In real time, Parfeny and Ksenia are in Paris consulting with renowned director Jean-Marie Leclerc on his film version of History, in which actors portray them as main characters and their lives as plot. This two-strand interlocking narrative—the Island’s historical arc on the one hand and the royal couple’s contemporary experiences on the other—form a parallel structure that unites public and personal meaning. Vodolazkin shows his chops as a craftsman here as the novel weaves the narrative strands together, sometimes in isolated events, sometimes in repetitions, patterns, cycles, inversions, chiasms, and returns. These interweaving threads are not literary posturing; they serve a meaning-making function in the story. If the battle between Good and Evil is the truer story, then isn’t everything meaningful? What if it all converges toward a benevolent end? And if so, how shall we live?
Meanwhile, chaos brews on the Island and the righteous Parfeny and Ksenia are in exile. What then? If Socrates is right and the city is like the soul, how does the trajectory of the history of the Island intersect with the miraculous lives of its righteous rulers? Why have they lived so long, and does it have anything to do with the lost prophecy of Agafon the Forward-Looking, whose prognostication about the fate of the Island was famously removed for safe-keeping by Prokopy the Nasal, who unfortunately died without revealing its whereabouts? The text of History conceals as much as it reveals, demonstrating that even if we accept that history is moral and meaningful, it also remains mysterious.
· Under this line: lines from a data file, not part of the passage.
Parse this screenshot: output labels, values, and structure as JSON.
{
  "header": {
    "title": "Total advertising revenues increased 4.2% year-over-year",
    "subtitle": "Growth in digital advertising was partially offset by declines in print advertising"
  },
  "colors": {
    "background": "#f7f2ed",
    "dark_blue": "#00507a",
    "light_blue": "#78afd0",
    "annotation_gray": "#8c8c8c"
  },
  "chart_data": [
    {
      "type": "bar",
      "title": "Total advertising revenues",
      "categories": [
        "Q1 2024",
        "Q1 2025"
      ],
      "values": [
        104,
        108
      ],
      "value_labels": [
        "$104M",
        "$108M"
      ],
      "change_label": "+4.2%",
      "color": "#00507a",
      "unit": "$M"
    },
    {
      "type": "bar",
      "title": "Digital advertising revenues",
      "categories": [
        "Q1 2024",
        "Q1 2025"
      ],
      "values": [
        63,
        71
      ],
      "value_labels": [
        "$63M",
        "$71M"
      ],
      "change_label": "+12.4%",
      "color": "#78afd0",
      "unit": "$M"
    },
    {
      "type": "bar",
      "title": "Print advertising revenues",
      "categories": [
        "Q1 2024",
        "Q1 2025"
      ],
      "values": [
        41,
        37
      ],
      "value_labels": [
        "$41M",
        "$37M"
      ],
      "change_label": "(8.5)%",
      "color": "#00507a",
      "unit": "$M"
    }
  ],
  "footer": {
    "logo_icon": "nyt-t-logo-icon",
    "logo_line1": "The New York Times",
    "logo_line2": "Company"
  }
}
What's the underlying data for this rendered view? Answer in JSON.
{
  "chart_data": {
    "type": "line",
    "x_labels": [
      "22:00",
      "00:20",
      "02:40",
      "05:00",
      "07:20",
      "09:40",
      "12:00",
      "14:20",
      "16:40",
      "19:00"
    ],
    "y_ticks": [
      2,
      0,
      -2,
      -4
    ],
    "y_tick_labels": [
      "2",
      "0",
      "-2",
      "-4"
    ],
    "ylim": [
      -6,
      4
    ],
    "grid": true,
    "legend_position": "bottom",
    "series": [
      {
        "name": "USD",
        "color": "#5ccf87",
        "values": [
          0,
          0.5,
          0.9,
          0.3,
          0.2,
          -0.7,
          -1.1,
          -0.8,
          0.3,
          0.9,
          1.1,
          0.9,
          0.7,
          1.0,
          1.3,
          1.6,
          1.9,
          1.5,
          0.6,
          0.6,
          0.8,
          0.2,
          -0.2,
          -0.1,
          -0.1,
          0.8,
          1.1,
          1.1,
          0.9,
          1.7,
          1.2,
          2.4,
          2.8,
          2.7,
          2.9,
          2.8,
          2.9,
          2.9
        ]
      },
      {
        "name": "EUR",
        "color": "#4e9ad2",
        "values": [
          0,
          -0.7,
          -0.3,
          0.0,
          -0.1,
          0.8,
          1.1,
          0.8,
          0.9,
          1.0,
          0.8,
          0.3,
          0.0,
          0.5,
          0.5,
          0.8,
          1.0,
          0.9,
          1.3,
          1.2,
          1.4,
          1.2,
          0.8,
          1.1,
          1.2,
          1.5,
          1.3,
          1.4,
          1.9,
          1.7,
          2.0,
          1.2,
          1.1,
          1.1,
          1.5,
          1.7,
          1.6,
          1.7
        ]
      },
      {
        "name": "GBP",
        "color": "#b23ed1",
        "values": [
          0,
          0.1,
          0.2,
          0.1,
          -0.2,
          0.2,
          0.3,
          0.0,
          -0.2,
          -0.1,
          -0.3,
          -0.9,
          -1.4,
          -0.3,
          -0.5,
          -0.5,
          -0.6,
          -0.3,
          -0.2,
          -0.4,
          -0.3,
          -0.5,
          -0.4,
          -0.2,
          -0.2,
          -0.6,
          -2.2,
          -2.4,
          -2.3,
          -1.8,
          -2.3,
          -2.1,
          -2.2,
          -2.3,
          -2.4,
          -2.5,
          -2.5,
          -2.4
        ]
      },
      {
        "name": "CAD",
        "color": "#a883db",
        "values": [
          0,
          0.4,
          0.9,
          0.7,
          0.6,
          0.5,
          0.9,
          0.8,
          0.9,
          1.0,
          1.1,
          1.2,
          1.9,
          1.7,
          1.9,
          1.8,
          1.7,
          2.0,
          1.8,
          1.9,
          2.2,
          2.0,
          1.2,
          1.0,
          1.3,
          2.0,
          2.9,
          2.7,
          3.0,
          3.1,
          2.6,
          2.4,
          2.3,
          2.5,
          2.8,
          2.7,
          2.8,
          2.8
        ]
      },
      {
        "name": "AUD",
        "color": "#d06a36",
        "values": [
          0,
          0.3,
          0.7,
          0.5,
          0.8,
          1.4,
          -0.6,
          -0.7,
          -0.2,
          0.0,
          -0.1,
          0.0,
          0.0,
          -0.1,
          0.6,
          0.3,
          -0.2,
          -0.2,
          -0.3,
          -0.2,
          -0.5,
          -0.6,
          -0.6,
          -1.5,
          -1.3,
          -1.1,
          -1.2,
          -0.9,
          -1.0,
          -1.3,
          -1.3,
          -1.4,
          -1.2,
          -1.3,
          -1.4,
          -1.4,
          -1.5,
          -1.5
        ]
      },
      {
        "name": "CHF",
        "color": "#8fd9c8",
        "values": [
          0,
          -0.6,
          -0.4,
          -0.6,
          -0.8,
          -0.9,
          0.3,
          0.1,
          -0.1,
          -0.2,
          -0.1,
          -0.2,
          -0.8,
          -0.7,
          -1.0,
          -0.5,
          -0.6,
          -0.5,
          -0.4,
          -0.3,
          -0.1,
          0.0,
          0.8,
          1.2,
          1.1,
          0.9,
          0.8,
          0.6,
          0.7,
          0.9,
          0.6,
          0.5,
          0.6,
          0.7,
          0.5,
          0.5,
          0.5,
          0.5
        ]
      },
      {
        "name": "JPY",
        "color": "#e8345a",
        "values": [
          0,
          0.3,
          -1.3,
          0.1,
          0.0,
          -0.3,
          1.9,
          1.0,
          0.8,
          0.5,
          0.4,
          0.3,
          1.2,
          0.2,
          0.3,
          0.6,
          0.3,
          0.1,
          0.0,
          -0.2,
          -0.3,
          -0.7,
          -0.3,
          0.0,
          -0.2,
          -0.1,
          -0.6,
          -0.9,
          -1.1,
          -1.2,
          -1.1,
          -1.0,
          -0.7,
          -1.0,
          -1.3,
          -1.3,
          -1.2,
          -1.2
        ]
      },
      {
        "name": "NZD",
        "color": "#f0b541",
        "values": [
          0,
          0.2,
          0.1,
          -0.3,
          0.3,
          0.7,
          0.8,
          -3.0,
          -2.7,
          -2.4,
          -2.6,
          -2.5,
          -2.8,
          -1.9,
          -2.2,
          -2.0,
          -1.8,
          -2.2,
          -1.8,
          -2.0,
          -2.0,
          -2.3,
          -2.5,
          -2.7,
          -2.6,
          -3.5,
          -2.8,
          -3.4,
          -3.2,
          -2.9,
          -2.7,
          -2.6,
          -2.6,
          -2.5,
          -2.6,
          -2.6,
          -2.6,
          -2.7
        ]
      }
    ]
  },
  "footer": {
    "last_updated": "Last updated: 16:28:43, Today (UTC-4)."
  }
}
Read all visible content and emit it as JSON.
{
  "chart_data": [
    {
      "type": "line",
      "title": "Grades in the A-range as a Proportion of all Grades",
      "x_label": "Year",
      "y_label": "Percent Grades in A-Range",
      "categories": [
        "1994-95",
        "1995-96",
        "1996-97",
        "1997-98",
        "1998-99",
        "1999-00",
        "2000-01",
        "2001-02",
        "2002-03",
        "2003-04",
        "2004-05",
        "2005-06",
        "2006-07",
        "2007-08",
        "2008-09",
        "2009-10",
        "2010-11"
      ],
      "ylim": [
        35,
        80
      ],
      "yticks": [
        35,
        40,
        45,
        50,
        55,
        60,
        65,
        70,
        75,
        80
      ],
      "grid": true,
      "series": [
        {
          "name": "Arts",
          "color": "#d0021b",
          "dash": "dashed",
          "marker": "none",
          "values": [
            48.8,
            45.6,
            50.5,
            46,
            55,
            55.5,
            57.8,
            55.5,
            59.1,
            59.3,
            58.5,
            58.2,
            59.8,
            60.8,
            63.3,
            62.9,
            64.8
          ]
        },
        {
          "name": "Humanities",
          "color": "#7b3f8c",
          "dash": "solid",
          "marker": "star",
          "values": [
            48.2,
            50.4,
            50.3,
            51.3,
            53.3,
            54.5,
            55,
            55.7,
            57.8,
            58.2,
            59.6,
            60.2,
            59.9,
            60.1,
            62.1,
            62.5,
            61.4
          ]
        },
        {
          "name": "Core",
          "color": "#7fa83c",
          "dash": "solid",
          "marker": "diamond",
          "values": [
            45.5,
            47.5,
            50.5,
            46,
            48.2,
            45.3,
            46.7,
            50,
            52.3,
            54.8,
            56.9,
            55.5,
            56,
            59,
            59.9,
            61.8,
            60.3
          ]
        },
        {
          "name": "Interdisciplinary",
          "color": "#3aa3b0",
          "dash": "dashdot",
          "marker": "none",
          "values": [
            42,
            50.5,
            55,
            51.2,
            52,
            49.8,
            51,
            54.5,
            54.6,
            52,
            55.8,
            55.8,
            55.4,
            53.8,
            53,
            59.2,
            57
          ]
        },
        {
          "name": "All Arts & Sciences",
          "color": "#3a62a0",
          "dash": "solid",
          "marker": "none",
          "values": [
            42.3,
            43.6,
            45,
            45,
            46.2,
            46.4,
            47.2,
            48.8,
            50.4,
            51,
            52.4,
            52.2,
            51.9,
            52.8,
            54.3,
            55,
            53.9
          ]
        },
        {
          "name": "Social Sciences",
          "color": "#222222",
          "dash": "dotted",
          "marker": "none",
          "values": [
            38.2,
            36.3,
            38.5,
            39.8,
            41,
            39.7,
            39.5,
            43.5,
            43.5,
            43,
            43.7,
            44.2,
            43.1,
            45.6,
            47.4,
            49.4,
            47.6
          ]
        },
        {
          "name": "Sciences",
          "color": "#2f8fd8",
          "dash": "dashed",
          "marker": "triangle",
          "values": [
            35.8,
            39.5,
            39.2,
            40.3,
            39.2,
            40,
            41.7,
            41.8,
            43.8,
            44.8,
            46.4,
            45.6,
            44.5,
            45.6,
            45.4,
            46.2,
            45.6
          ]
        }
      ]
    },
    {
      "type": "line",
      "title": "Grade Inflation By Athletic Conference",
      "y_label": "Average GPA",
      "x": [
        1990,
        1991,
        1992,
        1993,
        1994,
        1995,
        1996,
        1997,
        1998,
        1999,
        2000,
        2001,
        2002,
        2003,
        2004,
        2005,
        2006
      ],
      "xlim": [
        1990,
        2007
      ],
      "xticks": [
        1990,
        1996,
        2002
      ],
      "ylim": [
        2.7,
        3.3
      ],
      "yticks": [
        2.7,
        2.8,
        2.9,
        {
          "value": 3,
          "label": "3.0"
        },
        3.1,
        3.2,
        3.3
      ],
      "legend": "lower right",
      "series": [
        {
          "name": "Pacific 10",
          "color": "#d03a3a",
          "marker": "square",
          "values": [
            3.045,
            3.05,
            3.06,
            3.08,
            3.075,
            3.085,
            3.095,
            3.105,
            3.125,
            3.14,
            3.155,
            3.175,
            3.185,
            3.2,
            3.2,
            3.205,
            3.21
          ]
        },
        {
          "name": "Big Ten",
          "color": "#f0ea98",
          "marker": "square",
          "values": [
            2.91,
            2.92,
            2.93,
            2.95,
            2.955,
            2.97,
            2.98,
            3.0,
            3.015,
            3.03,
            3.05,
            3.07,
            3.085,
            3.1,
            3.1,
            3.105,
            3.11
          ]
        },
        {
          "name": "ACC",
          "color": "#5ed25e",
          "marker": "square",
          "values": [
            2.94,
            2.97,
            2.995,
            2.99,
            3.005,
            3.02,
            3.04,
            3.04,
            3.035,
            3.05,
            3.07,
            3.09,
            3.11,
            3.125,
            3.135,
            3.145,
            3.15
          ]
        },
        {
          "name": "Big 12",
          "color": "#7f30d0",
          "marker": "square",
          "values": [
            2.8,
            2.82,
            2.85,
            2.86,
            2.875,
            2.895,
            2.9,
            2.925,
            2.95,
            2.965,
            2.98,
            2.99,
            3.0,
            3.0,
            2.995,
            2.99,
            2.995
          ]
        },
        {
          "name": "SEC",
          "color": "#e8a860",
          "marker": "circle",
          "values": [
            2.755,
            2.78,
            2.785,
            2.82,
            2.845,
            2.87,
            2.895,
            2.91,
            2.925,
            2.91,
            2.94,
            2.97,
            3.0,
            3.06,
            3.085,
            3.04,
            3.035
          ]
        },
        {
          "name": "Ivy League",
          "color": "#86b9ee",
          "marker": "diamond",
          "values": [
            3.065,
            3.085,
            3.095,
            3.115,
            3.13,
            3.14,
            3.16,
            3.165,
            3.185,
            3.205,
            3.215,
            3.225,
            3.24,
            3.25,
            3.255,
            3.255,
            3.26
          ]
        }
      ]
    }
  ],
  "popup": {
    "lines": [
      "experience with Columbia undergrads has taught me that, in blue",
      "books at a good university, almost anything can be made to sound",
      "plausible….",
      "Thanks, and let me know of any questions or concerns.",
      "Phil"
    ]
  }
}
In the end, the miraculous Parfeny and Ksenia discover that a miracle is never itself the answer, but is instead an invitation to the true healing of the city and the soul, which is, of course, courageous and sacrificial love. At some point, historical complexities, prophetic declarations, ethical dilemmas, cultural heritage, and human frailties, however meaningful, cease to matter in the face of immense suffering when what is needed is not final answers, but intervening grace. And perhaps the history of the Island and the lives of its rulers were always destined to merge in a great crisis that is also a great reckoning. In this overlapping chronicle of society and selfhood, all of the sins, sicknesses, and sufferings of a troubled history eventually encounter the deepest mystery of all–the human capacity to love.